I wrote this piece in July 2007 but it is just as relevant for me today.
My heart is burdened now. Have you ever wished all the best for others, but you get the feeling that those same people don’t feel the same way about you?
Have you ever felt alone at a time when you ought to be excited and you should be able to share your excitement with others? Have you ever wondered what did you do for you to feel this way, how did you do what you thought you did, and so on?
Well, hey…. All I can say is, God knows me best. God has a plan for my life, no matter who or what may oppose or object. God is in control of my every move, and I make it known: I refuse to do or say anything that isn’t directed of God. I must breathe Him in; I must feel His presence near me, or I perish. I truly believe He is speaking to me even more than He’s ever spoken to me, mostly because I’m listening a lot better now.
So, where am I going? God has begun to show me bit by bit where I’m heading, and it is too awesome to describe. He’s shown me that I will have a huge impact here on earth. And I embrace that. He sent his servants here to my church two weeks ago to show me and confirm to me what I’ve felt in my spirit for so long. Things I hadn’t told a soul, God confirmed it.
So, I believe the separation issue is one where God gets a chance to be closer to me than ever before, because He’s the only One to Whom I can talk freely.
Others may think they know where I’m going, what I’m doing and why I’m doing it, but God and I are really the only ones who know. (And, in all honesty, God is the One Who truly knows. He’s only telling me stuff on a “need to know” basis.) My calling is unique, so my path must reflect my destiny. I must learn some lessons, meet some people, and experience some things. And God will be there all the way while I do what I need to do.

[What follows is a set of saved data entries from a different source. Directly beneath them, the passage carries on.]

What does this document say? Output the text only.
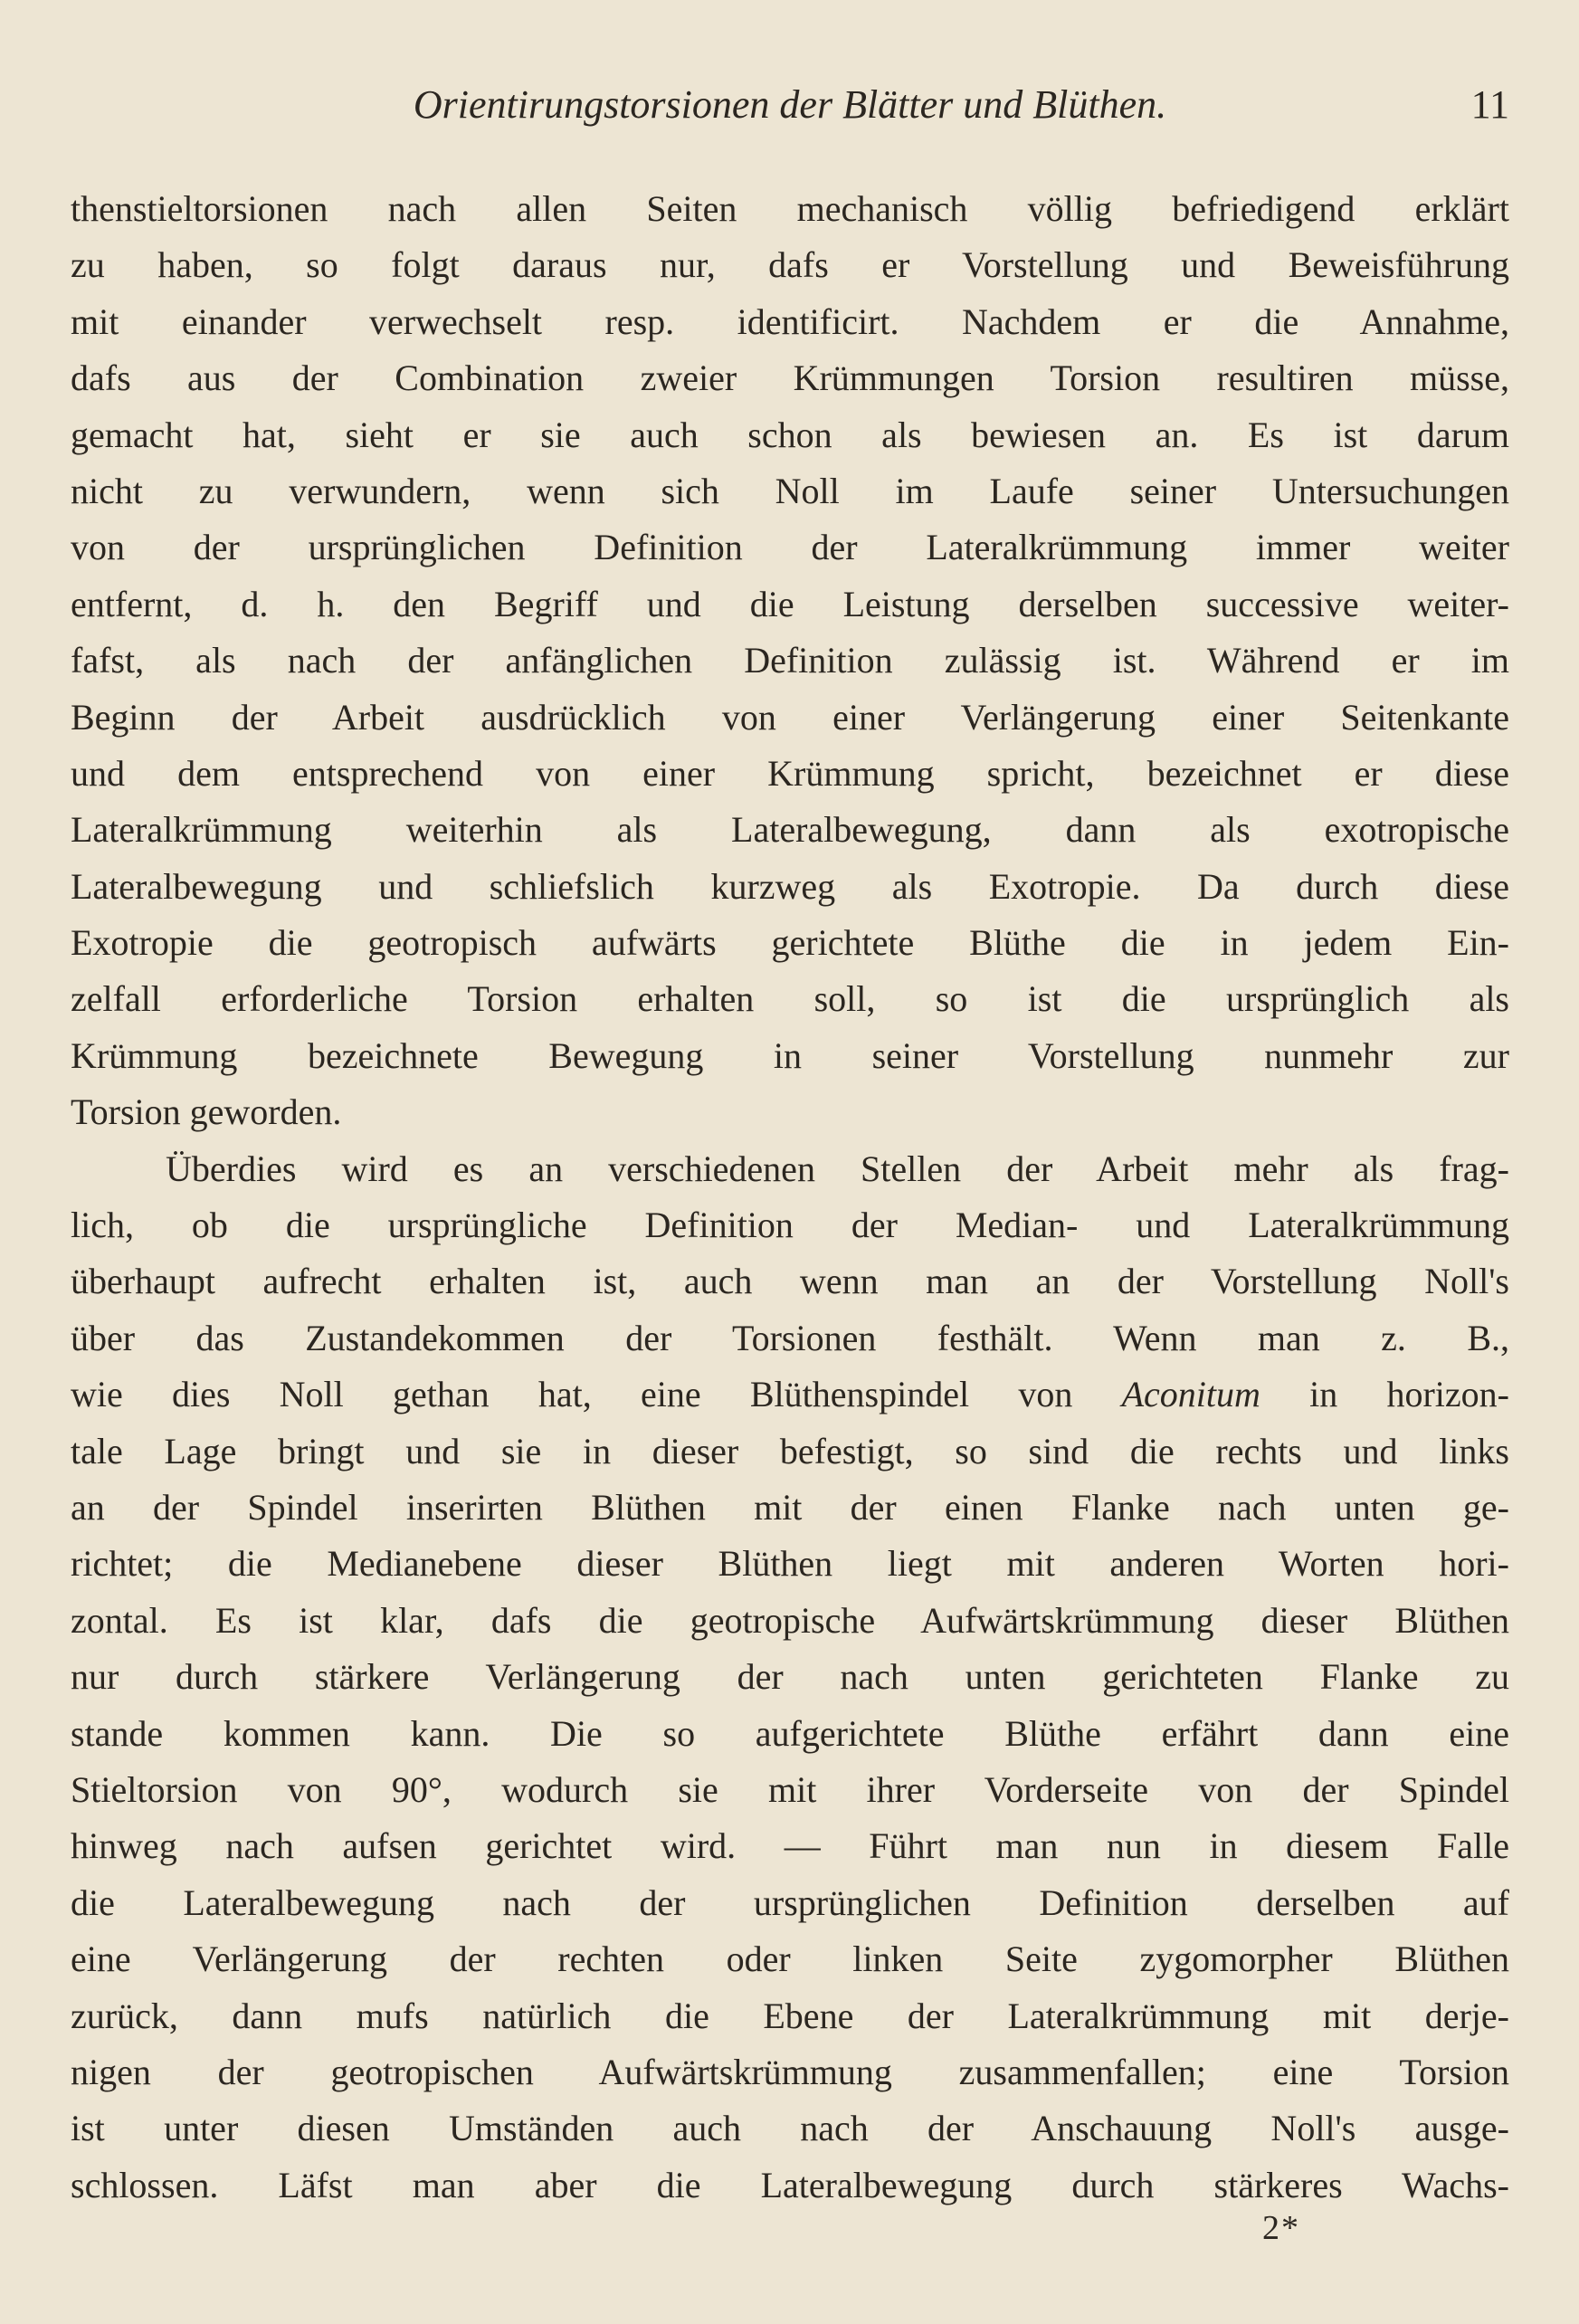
Orientirungstorsionen der Blätter und Blüthen.	11
thenstieltorsionen nach allen Seiten mechanisch völlig befriedigend erklärt
zu haben, so folgt daraus nur, dafs er Vorstellung und Beweisführung
mit einander verwechselt resp. identificirt. Nachdem er die Annahme,
dafs aus der Combination zweier Krümmungen Torsion resultiren müsse,
gemacht hat, sieht er sie auch schon als bewiesen an. Es ist darum
nicht zu verwundern, wenn sich Noll im Laufe seiner Untersuchungen
von der ursprünglichen Definition der Lateralkrümmung immer weiter
entfernt, d. h. den Begriff und die Leistung derselben successive weiter-
fafst, als nach der anfänglichen Definition zulässig ist. Während er im
Beginn der Arbeit ausdrücklich von einer Verlängerung einer Seitenkante
und dem entsprechend von einer Krümmung spricht, bezeichnet er diese
Lateralkrümmung weiterhin als Lateralbewegung, dann als exotropische
Lateralbewegung und schliefslich kurzweg als Exotropie. Da durch diese
Exotropie die geotropisch aufwärts gerichtete Blüthe die in jedem Ein-
zelfall erforderliche Torsion erhalten soll, so ist die ursprünglich als
Krümmung bezeichnete Bewegung in seiner Vorstellung nunmehr zur
Torsion geworden.
Überdies wird es an verschiedenen Stellen der Arbeit mehr als frag-
lich, ob die ursprüngliche Definition der Median- und Lateralkrümmung
überhaupt aufrecht erhalten ist, auch wenn man an der Vorstellung Noll's
über das Zustandekommen der Torsionen festhält. Wenn man z. B.,
wie dies Noll gethan hat, eine Blüthenspindel von Aconitum in horizon-
tale Lage bringt und sie in dieser befestigt, so sind die rechts und links
an der Spindel inserirten Blüthen mit der einen Flanke nach unten ge-
richtet; die Medianebene dieser Blüthen liegt mit anderen Worten hori-
zontal. Es ist klar, dafs die geotropische Aufwärtskrümmung dieser Blüthen
nur durch stärkere Verlängerung der nach unten gerichteten Flanke zu
stande kommen kann. Die so aufgerichtete Blüthe erfährt dann eine
Stieltorsion von 90°, wodurch sie mit ihrer Vorderseite von der Spindel
hinweg nach aufsen gerichtet wird. — Führt man nun in diesem Falle
die Lateralbewegung nach der ursprünglichen Definition derselben auf
eine Verlängerung der rechten oder linken Seite zygomorpher Blüthen
zurück, dann mufs natürlich die Ebene der Lateralkrümmung mit derje-
nigen der geotropischen Aufwärtskrümmung zusammenfallen; eine Torsion
ist unter diesen Umständen auch nach der Anschauung Noll's ausge-
schlossen. Läfst man aber die Lateralbewegung durch stärkeres Wachs-
2*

I don’t expect everyone to agree or to understand, but this is who I am; this is who I am becoming. For many years I’ve lived in the shadow of others, seeking their approval for every step I took and for every decision I made. I have many regrets because of this. But now I’m heading down a unique path, so those days are over. I must now truly “get it” on my own. If I was not walking according to His will, He would not be speaking to me so much! He’d be telling me to repent, etc. But that is not what I am hearing….
To God be the glory, because He is using my life and will continue to use my life to bring glory to His holy name. Yesterday, Mark 11 vs. 23 and 24 caught my attention after I had a heart-to-heart discussion with Him on this subject. Then later in the day, Mark 11 vs. 22 also caught my attention. Verse 22 says, “Have faith in God.” It then discussed believing and not doubting and commanding the mountain to cast itself into the sea and it would happen. Verse 24 states, “Therefore I tell you, whatever you ask for in prayer, believe that you have received it, and it will be yours.” I was ready to dance when I read this, but I had leave my car and go inside to work….
Now, that’s POWERFUL. And if my desire is to please the Lord in everything, big, small and in-between, then having faith in God must give me the right desires for the right things, as everything would be lining up. My will would then become His will, so my desires would become His desires towards me.
So, why should I worry that others think I’m making huge mistakes with my life? Why should I feel inadequate, thinking that I don’t know the voice of God for myself and thus allow others to imply to me that they know His voice better than I do? And why should I doubt what He’s shown me and told me so many times in so many ways? Why should I believe that someone else will always get “the revelation” about my life? And why can’t I get that revelation directly from God for myself? Am I unable to approach the Throne-room of God on my own, for myself? Since the day the veil in the temple was torn from top to bottom, the day Jesus died, I had access to the Throne-room for myself.
I will seek the Lord, and He will continue to take my hand and lead me where I need to be. God knows my heart, God knows my intentions, and God knows that I only want what He wants for me, nothing else, and nothing less.
I do not hold any grudges, but my heart is sad. I should have expected this. Someone told me today that oil can only come out of olives one way – and that is, they have to be crushed. (Elder Lenore Artis)
So, let the crushing begin…..
But after the crushing, the oil that comes out is the oil of the anointing that God has placed on the inside of this dark-skinned olive.
Thank you, God for your spirit of encouragement. You promised to fulfill your Word in my life and in the life of my family. Manifest yourself today and from this moment onward.